The Priest's expression of pleasant concern did not alter. “I will send an envoy to his village to see if he needs assistance of any kind.”

And he did so. Every morning now before dawn, outside the palace walls, a group of skeletally thin women gathered to wait for the court linen to be brought down. They vied with each other for the chance to clean that day's laundry, a task prized for the thin gruel left behind in the water in which the linen had been starched. They struggled to sustain themselves by drinking the milky residue of the courtly garments, and they brought with them fresh rumors of the condition of the countryside, the only news most of the palace personnel received at this period. Women moved through the country unchallenged for the most part. They were too weak to threaten the soldiers, and the court could not do without their domestic labor as long as they were capable of it.

Five days after Salt's disappearance these women were the source of reports that troops of marauding Angels had razed the rings of Indigenous villages within a fifty-mile radius of the city of Paradise. Salt's village would be among them if the tales were true.

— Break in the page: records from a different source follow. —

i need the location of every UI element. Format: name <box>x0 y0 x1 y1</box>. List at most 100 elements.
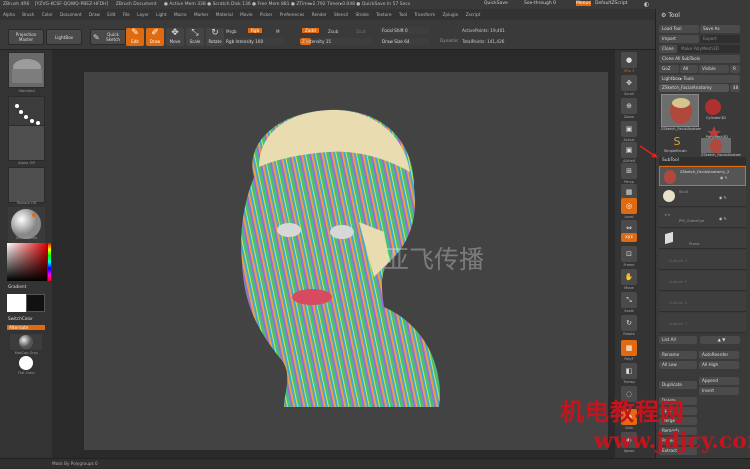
all-high-button[interactable]: All High <box>699 361 739 369</box>
menu-zplugin[interactable]: Zplugin <box>443 12 459 17</box>
clone-button[interactable]: Clone <box>659 45 677 53</box>
quick-sketch-button[interactable]: ✎ Quick Sketch <box>90 29 126 45</box>
quicksave-button[interactable]: QuickSave <box>484 1 508 6</box>
append-button[interactable]: Append <box>699 377 739 385</box>
mask-by-polygroups-slider[interactable]: Mask By Polygroups 0 <box>52 461 98 466</box>
flat-color-sphere-icon[interactable] <box>19 356 33 370</box>
lightbox-tools-button[interactable]: Lightbox▸ Tools <box>659 75 740 83</box>
edit-button[interactable]: ✎ Edit <box>126 28 144 46</box>
default-zscript-button[interactable]: DefaultZScript <box>595 1 628 6</box>
menu-transform[interactable]: Transform <box>414 12 435 17</box>
menu-macro[interactable]: Macro <box>174 12 187 17</box>
scale-button[interactable]: ⤡ Scale <box>186 28 204 46</box>
subtool-2-visibility-icon[interactable]: ◉ ✎ <box>719 195 727 200</box>
draw-button[interactable]: ✐ Draw <box>146 28 164 46</box>
clone-all-subtools-button[interactable]: Clone All SubTools <box>659 55 740 63</box>
zsub-toggle[interactable]: Zsub <box>328 29 338 34</box>
subtool-row-3[interactable]: ◦◦ PM_OuterEye ◉ ✎ <box>659 208 746 228</box>
rotate-button[interactable]: ↻ Rotate <box>206 28 224 46</box>
polyf-button[interactable]: ▦ <box>621 340 637 356</box>
menu-light[interactable]: Light <box>156 12 166 17</box>
color-picker[interactable] <box>7 243 47 281</box>
local-button[interactable]: ◎ <box>621 198 637 214</box>
scroll-button[interactable]: ✥ <box>621 75 637 91</box>
tool-thumb-head-2[interactable] <box>701 138 731 153</box>
move-view-button[interactable]: ✋ <box>621 269 637 285</box>
matcap-thumbnail[interactable] <box>10 334 42 350</box>
zadd-toggle[interactable]: Zadd <box>302 28 319 33</box>
subtool-row-1[interactable]: ZSketch_FacialAnatomy_2 ◉ ✎ <box>659 166 746 186</box>
tool-thumb-cylinder[interactable] <box>703 97 723 117</box>
switchcolor-button[interactable]: SwitchColor <box>8 316 33 321</box>
alternate-button[interactable]: Alternate <box>7 325 45 330</box>
dynamic-toggle[interactable]: Dynamic <box>440 38 458 43</box>
main-color-swatch[interactable] <box>7 294 26 312</box>
tool-thumb-head-1[interactable] <box>661 94 699 127</box>
menu-layer[interactable]: Layer <box>137 12 149 17</box>
visible-button[interactable]: Visible <box>699 65 729 73</box>
subtool-arrows-icon[interactable]: ▲ ▼ <box>700 336 740 344</box>
subtool-3-visibility-icon[interactable]: ◉ ✎ <box>719 216 727 221</box>
insert-button[interactable]: Insert <box>699 387 739 395</box>
menu-preferences[interactable]: Preferences <box>280 12 305 17</box>
menu-tool[interactable]: Tool <box>399 12 407 17</box>
document-canvas[interactable] <box>84 72 608 450</box>
lightbox-button[interactable]: LightBox <box>46 29 82 45</box>
autoreorder-button[interactable]: AutoReorder <box>699 351 739 359</box>
make-polymesh-button[interactable]: Make PolyMesh3D <box>678 45 740 53</box>
mrgb-toggle[interactable]: Mrgb <box>226 29 237 34</box>
rgb-toggle[interactable]: Rgb <box>248 28 263 33</box>
menu-draw[interactable]: Draw <box>89 12 100 17</box>
menu-marker[interactable]: Marker <box>194 12 208 17</box>
subtool-1-visibility-icon[interactable]: ◉ ✎ <box>720 175 728 180</box>
goz-button[interactable]: GoZ <box>659 65 679 73</box>
secondary-color-swatch[interactable] <box>26 294 45 312</box>
current-tool-name[interactable]: ZSketch_FacialAnatomy <box>659 84 729 92</box>
menu-render[interactable]: Render <box>312 12 327 17</box>
menus-button[interactable]: Menus <box>576 1 591 6</box>
move-button[interactable]: ✥ Move <box>166 28 184 46</box>
all-low-button[interactable]: All Low <box>659 361 697 369</box>
actual-button[interactable]: ▣ <box>621 121 637 137</box>
duplicate-button[interactable]: Duplicate <box>659 381 697 389</box>
rgb-intensity-slider[interactable]: Rgb Intensity 100 <box>224 38 284 45</box>
brush-thumbnail[interactable] <box>8 52 45 88</box>
menu-brush[interactable]: Brush <box>22 12 34 17</box>
menu-zscript[interactable]: Zscript <box>466 12 481 17</box>
menu-alpha[interactable]: Alpha <box>3 12 15 17</box>
tool-thumb-polymesh[interactable] <box>707 123 721 138</box>
load-tool-button[interactable]: Load Tool <box>659 25 699 33</box>
export-button[interactable]: Export <box>700 35 740 43</box>
texture-thumbnail[interactable] <box>8 167 45 203</box>
menu-texture[interactable]: Texture <box>376 12 391 17</box>
menu-document[interactable]: Document <box>60 12 82 17</box>
simplebrush-icon[interactable]: S <box>668 135 686 149</box>
draw-size-slider[interactable]: Draw Size 64 <box>380 38 430 45</box>
rename-button[interactable]: Rename <box>659 351 697 359</box>
scale-view-button[interactable]: ⤡ <box>621 292 637 308</box>
r-button[interactable]: R <box>730 65 740 73</box>
menu-stroke[interactable]: Stroke <box>356 12 369 17</box>
hue-strip[interactable] <box>48 243 51 281</box>
subtool-row-2[interactable]: Skull ◉ ✎ <box>659 187 746 207</box>
subtool-row-4[interactable]: Plane <box>659 229 746 249</box>
menu-movie[interactable]: Movie <box>240 12 252 17</box>
frame-button[interactable]: ⊡ <box>621 246 637 262</box>
aahalf-button[interactable]: ▣ <box>621 142 637 158</box>
transp-button[interactable]: ◧ <box>621 363 637 379</box>
tool-palette-header[interactable]: ⚙ Tool <box>661 12 680 19</box>
all-button[interactable]: All <box>680 65 698 73</box>
menu-file[interactable]: File <box>123 12 130 17</box>
xyz-button[interactable]: xyz <box>621 233 637 242</box>
menu-edit[interactable]: Edit <box>107 12 115 17</box>
alpha-thumbnail[interactable] <box>8 125 45 161</box>
zcut-toggle[interactable]: Zcut <box>356 29 365 34</box>
z-intensity-slider[interactable]: Z Intensity 15 <box>300 38 372 45</box>
menu-picker[interactable]: Picker <box>260 12 272 17</box>
m-toggle[interactable]: M <box>276 29 280 34</box>
persp-button[interactable]: ⊞ <box>621 163 637 179</box>
subtool-section-header[interactable]: SubTool <box>659 157 746 165</box>
import-button[interactable]: Import <box>659 35 699 43</box>
zoom-button[interactable]: ⊕ <box>621 98 637 114</box>
list-all-button[interactable]: List All <box>659 336 697 344</box>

Savour often had business with the farmers of those neighboring villages, and could find a convenient pretext for an afternoon away to discuss contracts or commission certain crops. She set out for Paradise, and hired a man to take her the rest of the way into the ring villages and fields to see for herself if the reports were true.

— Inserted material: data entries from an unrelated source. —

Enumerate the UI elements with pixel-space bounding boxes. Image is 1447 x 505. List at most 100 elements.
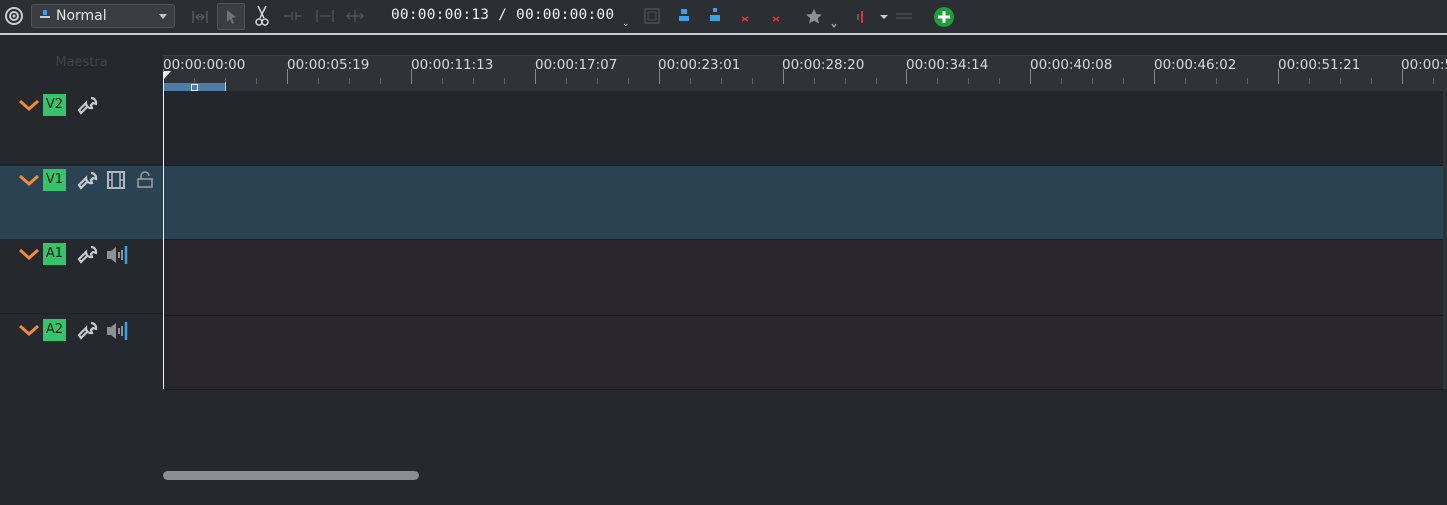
ruler-major-tick [1154,69,1155,84]
ruler-minor-tick [566,78,567,84]
lock-icon[interactable] [135,170,155,194]
track-lane-v1[interactable] [163,166,1443,239]
timeline-ruler[interactable]: 00:00:00:00 00:00:05:19 00:00:11:13 00:0… [163,55,1447,91]
ruler-minor-tick [690,78,691,84]
track-lane-a2[interactable] [163,316,1443,389]
track-name[interactable]: V1 [43,169,66,191]
audio-icon[interactable] [852,6,892,28]
ruler-minor-tick [442,78,443,84]
ruler-minor-tick [1061,78,1062,84]
ruler-label: 00:00:5 [1401,57,1447,73]
ruler-minor-tick [752,78,753,84]
track-name[interactable]: V2 [43,94,66,116]
vertical-scrollbar[interactable] [1443,91,1447,389]
divider [0,164,163,165]
divider [163,165,1443,166]
chevron-down-icon [159,14,167,19]
ruler-minor-tick [1340,78,1341,84]
ripple-icon[interactable] [281,6,305,26]
ruler-minor-tick [597,78,598,84]
zone-end-marker[interactable] [225,82,226,91]
zone-handle[interactable] [191,84,198,91]
track-name[interactable]: A1 [43,243,66,265]
overwrite-icon[interactable] [705,5,725,27]
razor-tool-icon[interactable] [251,4,273,28]
ruler-minor-tick [1309,78,1310,84]
divider [163,239,1443,240]
ruler-minor-tick [937,78,938,84]
mode-icon [40,8,50,24]
ruler-major-tick [287,69,288,84]
ruler-minor-tick [1433,78,1434,84]
ruler-minor-tick [876,78,877,84]
chevron-down-icon[interactable] [18,246,40,265]
rolling-icon[interactable] [313,6,337,26]
horizontal-scrollbar-handle[interactable] [163,471,419,480]
ruler-minor-tick [628,78,629,84]
ruler-minor-tick [380,78,381,84]
ruler-minor-tick [349,78,350,84]
ruler-minor-tick [473,78,474,84]
track-header-a1[interactable]: A1 [0,240,163,314]
lift-icon[interactable] [736,8,754,26]
ruler-minor-tick [845,78,846,84]
edit-mode-value: Normal [56,8,107,24]
insert-icon[interactable] [674,5,694,27]
timecode-display[interactable]: 00:00:00:13 / 00:00:00:00 [391,7,614,23]
wrench-icon[interactable] [77,320,99,346]
empty-timeline-area[interactable] [163,390,1447,505]
ruler-label: 00:00:34:14 [906,57,989,73]
ruler-minor-tick [1123,78,1124,84]
track-header-a2[interactable]: A2 [0,316,163,390]
wrench-icon[interactable] [77,95,99,121]
timeline-toolbar: Normal 00:00:00:13 / 00:00:00:00 ⌄ [0,0,1447,35]
ruler-minor-tick [1185,78,1186,84]
ruler-label: 00:00:05:19 [287,57,370,73]
ruler-major-tick [1030,69,1031,84]
track-header-v2[interactable]: V2 [0,91,163,165]
ruler-minor-tick [1216,78,1217,84]
ruler-minor-tick [968,78,969,84]
ruler-major-tick [535,69,536,84]
ruler-major-tick [783,69,784,84]
extract-icon[interactable] [767,8,785,26]
ruler-minor-tick [1247,78,1248,84]
track-header-v1[interactable]: V1 [0,166,163,240]
ruler-major-tick [411,69,412,84]
ruler-label: 00:00:17:07 [535,57,618,73]
edit-mode-dropdown[interactable]: Normal [31,4,175,28]
ruler-major-tick [906,69,907,84]
wrench-icon[interactable] [77,244,99,270]
ruler-minor-tick [256,78,257,84]
add-track-icon[interactable] [932,5,955,28]
ruler-minor-tick [504,78,505,84]
slip-icon[interactable] [343,6,367,26]
film-icon[interactable] [106,170,126,194]
track-lane-v2[interactable] [163,91,1443,165]
playhead-marker[interactable] [164,71,171,79]
speaker-icon[interactable] [106,320,130,346]
chevron-down-icon[interactable] [18,97,40,116]
master-label[interactable]: Maestra [0,55,163,70]
wrench-icon[interactable] [77,170,99,196]
timeline-settings-icon[interactable] [3,5,25,27]
ruler-major-tick [659,69,660,84]
selection-tool-icon[interactable] [217,3,245,30]
ruler-minor-tick [1371,78,1372,84]
chevron-down-icon[interactable] [18,322,40,341]
zoom-icon[interactable] [894,9,914,23]
divider [0,313,163,314]
chevron-down-icon[interactable] [18,172,40,191]
spacer-tool-icon[interactable] [189,6,211,28]
ruler-label: 00:00:23:01 [658,57,741,73]
playhead[interactable] [163,72,164,389]
chevron-down-icon[interactable]: ⌄ [622,19,630,29]
ruler-label: 00:00:28:20 [782,57,865,73]
track-lane-a1[interactable] [163,240,1443,315]
snap-icon[interactable] [642,6,662,26]
ruler-minor-tick [814,78,815,84]
speaker-icon[interactable] [106,244,130,270]
favorite-icon[interactable] [803,5,837,29]
ruler-major-tick [1402,69,1403,84]
track-name[interactable]: A2 [43,319,66,341]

When she saw the smoke as they approached the first of the villages, Savour remembered herself as a child, as a huntress. This time, though, she hunted not in forest nor lake nor sea, but through clusters of ruined houses, and what had been cultivated fields and orchards.

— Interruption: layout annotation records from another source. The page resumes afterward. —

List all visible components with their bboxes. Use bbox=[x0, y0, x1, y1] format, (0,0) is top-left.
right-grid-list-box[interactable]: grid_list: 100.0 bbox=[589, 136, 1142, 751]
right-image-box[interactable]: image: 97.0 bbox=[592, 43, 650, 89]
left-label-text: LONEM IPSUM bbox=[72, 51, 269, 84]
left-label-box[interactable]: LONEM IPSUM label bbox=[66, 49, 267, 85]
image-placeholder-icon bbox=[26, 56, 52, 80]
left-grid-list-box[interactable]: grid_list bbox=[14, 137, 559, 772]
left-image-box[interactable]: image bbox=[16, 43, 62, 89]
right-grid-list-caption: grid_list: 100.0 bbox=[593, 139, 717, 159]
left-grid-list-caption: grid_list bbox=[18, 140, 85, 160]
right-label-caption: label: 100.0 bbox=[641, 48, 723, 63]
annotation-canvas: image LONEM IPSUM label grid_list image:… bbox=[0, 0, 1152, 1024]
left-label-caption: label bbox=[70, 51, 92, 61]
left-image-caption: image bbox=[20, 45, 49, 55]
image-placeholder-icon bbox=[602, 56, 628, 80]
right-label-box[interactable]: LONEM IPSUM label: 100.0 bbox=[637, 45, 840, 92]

The uprooted corpses of agate trees obstructed her path. There had been no mercy for things growing. She passed a village cemetery, and saw that the Angels had even killed the dead. Everywhere graves gaped open and the ground was littered with a terrible mosaic of bones. It was as if the Angels had feared the dead would rise and defend their people.

She searched for living beings, but found none.

In many houses, the Angels had not had been obliged to do the work of killing; the inhabitants had starved before the massacre, and their neighbors had been too weak to bury them; or worse, had eaten the remains. She saw bodies missing buttocks that had been cut off for steaks. There was a heart carved on a wall in one house with the message, “We died in March, but send our love. Mother and Father.”

She saw families too emaciated even to serve as meat, their mouths open, feeding on nothing. It was useless to think of her cat, Candle. Someone must have eaten him months ago.

She made her way across the bridge over the narrow river to the compound of Salt's family. Bodies, the shapes of what had days before been his sisters and brothers, their husbands and wives, were strewn around the courtyard, like toys a monster had played with. Salt's family had not died slowly of starvation, but had been cut down. She saw his twin brother and sister, her child in her arms. The child's rigid mouth was fixed on its mother's nipple.